Les adieux qu’elle échangea avec Mr. Wickham furent pleins de cordialité, du côté de Mr. Wickham tout particulièrement. Ses projets actuels ne pouvaient lui faire oublier qu’Elizabeth avait été la première à attirer son attention, la première à écouter ses confidences avec sympathie, la première à mériter son admiration.

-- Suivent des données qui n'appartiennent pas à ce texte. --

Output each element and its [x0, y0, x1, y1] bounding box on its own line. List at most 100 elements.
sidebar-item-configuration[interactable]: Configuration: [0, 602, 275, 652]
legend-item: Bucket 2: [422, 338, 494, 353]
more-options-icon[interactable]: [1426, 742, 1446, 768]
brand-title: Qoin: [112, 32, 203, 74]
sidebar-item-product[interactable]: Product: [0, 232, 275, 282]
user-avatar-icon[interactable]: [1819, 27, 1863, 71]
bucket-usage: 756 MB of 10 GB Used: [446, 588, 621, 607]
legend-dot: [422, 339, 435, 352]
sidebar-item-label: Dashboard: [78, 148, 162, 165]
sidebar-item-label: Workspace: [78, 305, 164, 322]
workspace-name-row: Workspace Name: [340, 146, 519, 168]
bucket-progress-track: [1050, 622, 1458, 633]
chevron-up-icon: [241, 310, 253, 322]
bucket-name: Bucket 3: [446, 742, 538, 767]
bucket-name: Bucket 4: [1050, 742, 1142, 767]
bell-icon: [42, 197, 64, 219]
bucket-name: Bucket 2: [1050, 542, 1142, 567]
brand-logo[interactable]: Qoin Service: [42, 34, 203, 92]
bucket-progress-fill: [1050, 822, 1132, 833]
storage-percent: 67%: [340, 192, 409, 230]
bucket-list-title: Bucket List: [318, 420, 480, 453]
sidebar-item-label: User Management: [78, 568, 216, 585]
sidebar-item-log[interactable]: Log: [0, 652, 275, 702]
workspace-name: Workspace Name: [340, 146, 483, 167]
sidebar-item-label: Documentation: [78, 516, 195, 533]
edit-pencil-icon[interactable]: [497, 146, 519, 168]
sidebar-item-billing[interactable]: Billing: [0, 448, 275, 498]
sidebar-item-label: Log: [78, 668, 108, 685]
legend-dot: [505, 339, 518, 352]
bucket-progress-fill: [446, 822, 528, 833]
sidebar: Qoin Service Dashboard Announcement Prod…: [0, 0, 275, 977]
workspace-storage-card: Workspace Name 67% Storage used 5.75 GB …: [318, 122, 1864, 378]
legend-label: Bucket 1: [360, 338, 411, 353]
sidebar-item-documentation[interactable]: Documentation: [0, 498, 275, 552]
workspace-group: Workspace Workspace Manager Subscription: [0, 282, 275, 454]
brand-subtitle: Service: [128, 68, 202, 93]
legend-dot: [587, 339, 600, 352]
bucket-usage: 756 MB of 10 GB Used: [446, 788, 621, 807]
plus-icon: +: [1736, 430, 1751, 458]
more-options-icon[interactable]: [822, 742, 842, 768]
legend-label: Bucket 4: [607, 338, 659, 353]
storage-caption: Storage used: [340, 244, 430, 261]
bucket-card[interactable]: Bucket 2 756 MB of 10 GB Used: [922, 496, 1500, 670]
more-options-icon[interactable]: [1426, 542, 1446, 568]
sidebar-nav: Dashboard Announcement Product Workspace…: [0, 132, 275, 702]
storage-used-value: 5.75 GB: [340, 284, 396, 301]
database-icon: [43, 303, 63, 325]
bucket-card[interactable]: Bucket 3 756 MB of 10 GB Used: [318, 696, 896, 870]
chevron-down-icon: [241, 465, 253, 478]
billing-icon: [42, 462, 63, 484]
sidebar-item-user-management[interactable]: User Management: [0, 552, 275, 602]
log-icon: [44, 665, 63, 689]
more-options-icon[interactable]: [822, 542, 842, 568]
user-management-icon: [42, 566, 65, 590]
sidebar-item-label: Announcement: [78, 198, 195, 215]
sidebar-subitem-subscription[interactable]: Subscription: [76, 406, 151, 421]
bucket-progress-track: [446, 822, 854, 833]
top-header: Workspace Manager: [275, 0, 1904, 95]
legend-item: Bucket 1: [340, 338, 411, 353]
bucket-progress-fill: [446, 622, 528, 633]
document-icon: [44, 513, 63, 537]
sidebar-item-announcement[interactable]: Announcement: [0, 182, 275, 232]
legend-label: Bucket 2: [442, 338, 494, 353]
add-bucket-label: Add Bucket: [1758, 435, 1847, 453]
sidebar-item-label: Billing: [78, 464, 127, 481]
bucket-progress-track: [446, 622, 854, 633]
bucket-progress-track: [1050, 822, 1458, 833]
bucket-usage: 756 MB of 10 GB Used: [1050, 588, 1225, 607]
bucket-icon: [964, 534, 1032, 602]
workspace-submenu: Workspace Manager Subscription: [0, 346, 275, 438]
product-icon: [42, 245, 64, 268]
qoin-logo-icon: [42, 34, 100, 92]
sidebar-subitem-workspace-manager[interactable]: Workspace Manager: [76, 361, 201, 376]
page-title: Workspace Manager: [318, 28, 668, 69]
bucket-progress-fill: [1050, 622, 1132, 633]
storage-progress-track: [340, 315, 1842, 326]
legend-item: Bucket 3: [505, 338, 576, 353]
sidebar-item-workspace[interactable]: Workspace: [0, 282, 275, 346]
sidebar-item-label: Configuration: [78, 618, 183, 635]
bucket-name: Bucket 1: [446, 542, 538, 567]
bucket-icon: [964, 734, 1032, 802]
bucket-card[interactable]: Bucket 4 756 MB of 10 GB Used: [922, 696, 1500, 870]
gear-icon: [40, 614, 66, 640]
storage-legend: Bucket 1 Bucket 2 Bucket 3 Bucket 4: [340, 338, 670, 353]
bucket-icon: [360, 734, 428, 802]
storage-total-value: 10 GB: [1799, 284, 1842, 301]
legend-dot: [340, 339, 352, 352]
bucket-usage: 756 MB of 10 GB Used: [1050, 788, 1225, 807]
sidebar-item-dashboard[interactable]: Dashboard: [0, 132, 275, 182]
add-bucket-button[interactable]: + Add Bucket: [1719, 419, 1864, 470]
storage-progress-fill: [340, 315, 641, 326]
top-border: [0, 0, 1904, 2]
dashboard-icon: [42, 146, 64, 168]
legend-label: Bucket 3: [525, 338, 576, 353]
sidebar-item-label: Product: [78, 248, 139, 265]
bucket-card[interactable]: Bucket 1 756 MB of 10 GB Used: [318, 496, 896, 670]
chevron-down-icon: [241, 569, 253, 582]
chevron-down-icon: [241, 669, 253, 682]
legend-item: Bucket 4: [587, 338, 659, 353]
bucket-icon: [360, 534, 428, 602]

Aussi, dans la façon dont il lui souhaita un heureux séjour, en lui rappelant quel genre de personne elle allait trouver en lady Catherine de Bourgh, et en exprimant l’espoir que là comme ailleurs leurs opinions s’accorderaient toujours, il y avait un intérêt, une sollicitude à laquelle Elizabeth fut extrêmement sensible, et, en le quittant, elle garda la conviction que, marié ou célibataire, il resterait toujours à ses yeux le modèle de l’homme aimable.
La distance jusqu’à Londres n’était que de vingt-quatre milles et, partis dès le matin, les voyageurs purent être chez les Gardiner à Gracechurch street vers midi. Jane qui les guettait à une fenêtre du salon s’élança pour les accueillir dans le vestibule. Le premier regard d’Elizabeth fut pour scruter anxieusement le visage de sa sœur et elle fut heureuse de constater qu’elle avait bonne mine et qu’elle était aussi fraîche et jolie qu’à l’ordinaire. Sur l’escalier se pressait toute une bande de petits garçons et de petites filles impatientes de voir leur cousine ; l’atmosphère était joyeuse et accueillante, et la journée se passa très agréablement, l’après-midi dans les magasins et la soirée au théâtre.